Changing age of motherhood
In 1964 the average age that a woman was having her first child was at twenty-four. It has risen by six years over a forty-two year period. Of course, women are still having children young, but they are also having them at a much older age as more and more women are postponing having children until their forties. So much so, in fact, that fertility rates have trebled for women over forty since 1991.
It’s natural to wonder why this might be, and there are many possibilities that would explain this. Women are now educated as well as men, as standard, and while in the sixties it might have been the norm to leave school, get married and have children when you hit sixteen, women born since the eighties at least have had the option of full time education until they reach twenty-one. At this point you need to focus on your career and get a good job before most consider the idea of children.
The Role of Contraception
More reliable contraception means that we now have complete control over pregnancy and that the majority of the time within a relationship the pregnancy is something that is planned, rather than an accidental by-product of intercourse and so families have the option to wait until it’s slightly more convenient and you have had a chance to start your career.
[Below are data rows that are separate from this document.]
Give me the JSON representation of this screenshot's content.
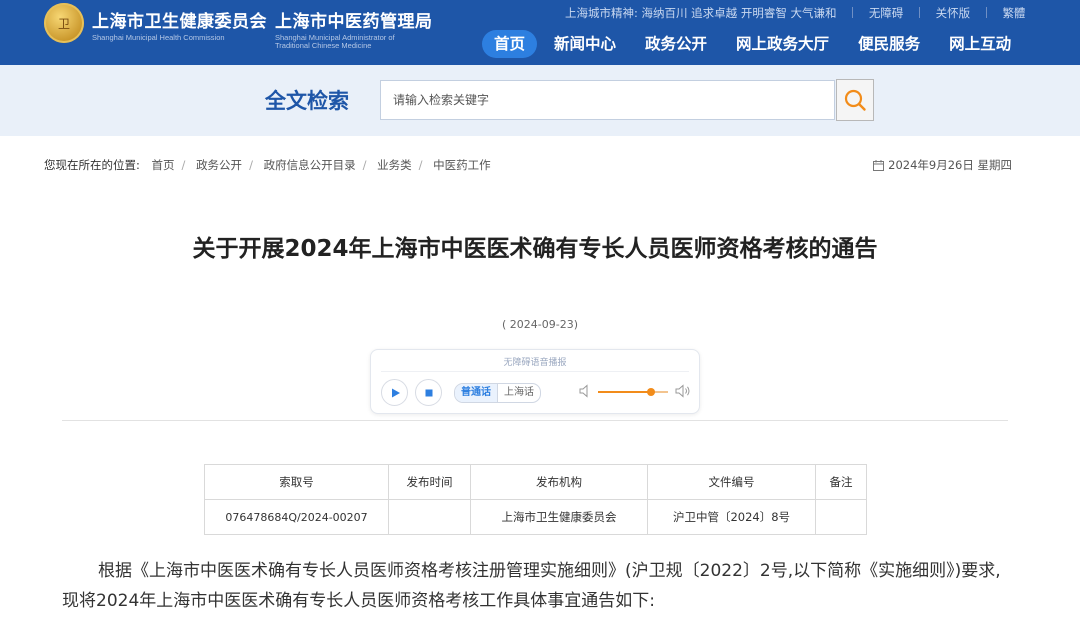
{
  "header": {
    "emblem_text": "卫",
    "org1_cn": "上海市卫生健康委员会",
    "org1_en": "Shanghai Municipal Health Commission",
    "org2_cn": "上海市中医药管理局",
    "org2_en_line1": "Shanghai Municipal Administrator of",
    "org2_en_line2": "Traditional Chinese Medicine",
    "spirit": "上海城市精神: 海纳百川 追求卓越 开明睿智 大气谦和",
    "accessibility": "无障碍",
    "care_mode": "关怀版",
    "traditional": "繁體",
    "nav": [
      "首页",
      "新闻中心",
      "政务公开",
      "网上政务大厅",
      "便民服务",
      "网上互动"
    ]
  },
  "search": {
    "title": "全文检索",
    "placeholder": "请输入检索关键字"
  },
  "breadcrumb": {
    "lead": "您现在所在的位置:",
    "items": [
      "首页",
      "政务公开",
      "政府信息公开目录",
      "业务类",
      "中医药工作"
    ],
    "date": "2024年9月26日 星期四"
  },
  "article": {
    "title": "关于开展2024年上海市中医医术确有专长人员医师资格考核的通告",
    "pubdate": "( 2024-09-23)",
    "player": {
      "caption": "无障碍语音播报",
      "lang_on": "普通话",
      "lang_off": "上海话",
      "volume": 0.75
    },
    "meta_headers": [
      "索取号",
      "发布时间",
      "发布机构",
      "文件编号",
      "备注"
    ],
    "meta_values": [
      "076478684Q/2024-00207",
      "",
      "上海市卫生健康委员会",
      "沪卫中管〔2024〕8号",
      ""
    ],
    "body": "根据《上海市中医医术确有专长人员医师资格考核注册管理实施细则》(沪卫规〔2022〕2号,以下简称《实施细则》)要求,现将2024年上海市中医医术确有专长人员医师资格考核工作具体事宜通告如下:"
  },
  "colors": {
    "header_blue": "#1e56a8",
    "nav_active": "#2d7fe0",
    "search_band": "#e9f0f9",
    "accent_orange": "#f28c1a"
  }
}
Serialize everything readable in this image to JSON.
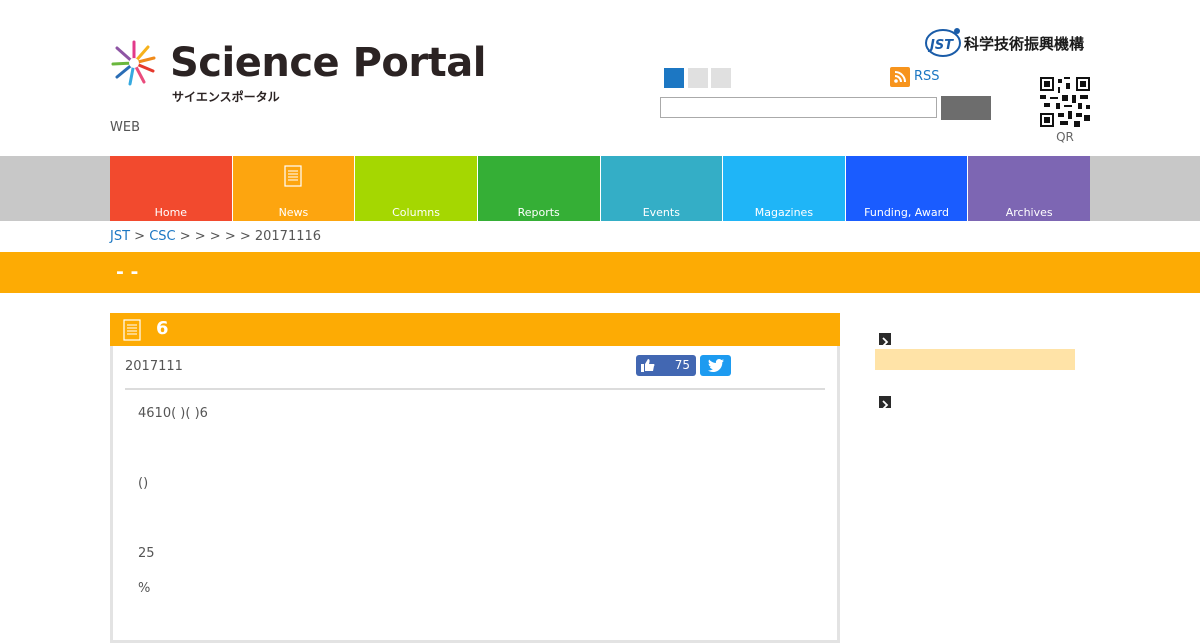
{
  "header": {
    "logo_title": "Science Portal",
    "logo_subtitle": "サイエンスポータル",
    "web_label": "WEB",
    "jst_logo_text": "科学技術振興機構",
    "rss_label": "RSS",
    "qr_label": "QR",
    "search": {
      "placeholder": "",
      "button_label": ""
    },
    "font_size_buttons": [
      {
        "color": "#1c77c3"
      },
      {
        "color": "#e0e0e0"
      },
      {
        "color": "#e0e0e0"
      }
    ]
  },
  "nav": {
    "items": [
      {
        "label": "Home",
        "color": "#f24a2e"
      },
      {
        "label": "News",
        "color": "#fda50f",
        "active": true
      },
      {
        "label": "Columns",
        "color": "#a5d701"
      },
      {
        "label": "Reports",
        "color": "#35af36"
      },
      {
        "label": "Events",
        "color": "#34aec6"
      },
      {
        "label": "Magazines",
        "color": "#1fb5f7"
      },
      {
        "label": "Funding, Award",
        "color": "#1a5cff"
      },
      {
        "label": "Archives",
        "color": "#7d66b3"
      }
    ]
  },
  "breadcrumb": {
    "links": [
      "JST",
      "CSC"
    ],
    "tail": " >  >  >       >  > 20171116",
    "sep": " > "
  },
  "banner": {
    "title": "- -"
  },
  "article": {
    "number": "6",
    "date": "2017111",
    "like_count": "75",
    "body": [
      "4610( )( )6",
      "()",
      "25",
      "%"
    ]
  },
  "colors": {
    "accent": "#fdab04",
    "link": "#1c77c3"
  }
}
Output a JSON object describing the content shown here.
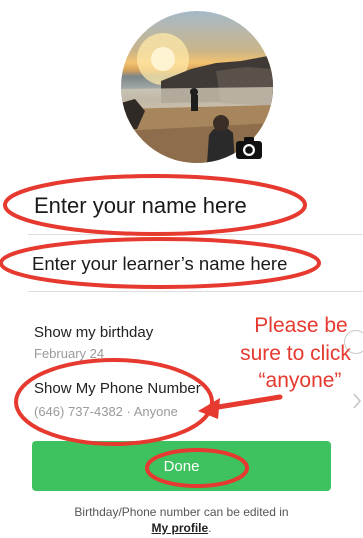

The average age of a woman having children is also extremely likely to be affected by the economy. It has become increasingly for a family to live on one person’s wages. This means that after a Mother has taken maternity leave that she will have to either return to part-time work or pay vast sums of money to pay for child care. These pressures that now come with having a family act as encouragement for Men and Women to ‘wait until they’re completely ready.’ Of course, most people who are over the age of forty come to realise that the time of being completely ready for children is unlikely to occur.
IVF and older mums
With medical procedures such as IVF there is not the rush to have children that there once was, and while IVF isn’t a miracle cure and has success rates that lower dramatically once a woman is over thirty-five it is a possibility that the existence of this treatment does make women feel that the pressure is off to rush into having children, knowing, maybe falsely, that they can still have children at a later age when their careers and homes are in that perfect and stable state that we imagine they will be in at some point in our late thirties.
Unfortunately, it takes getting to this age and still not having the perfect live for us to finally succumb and to have the child that we may well have been waiting for.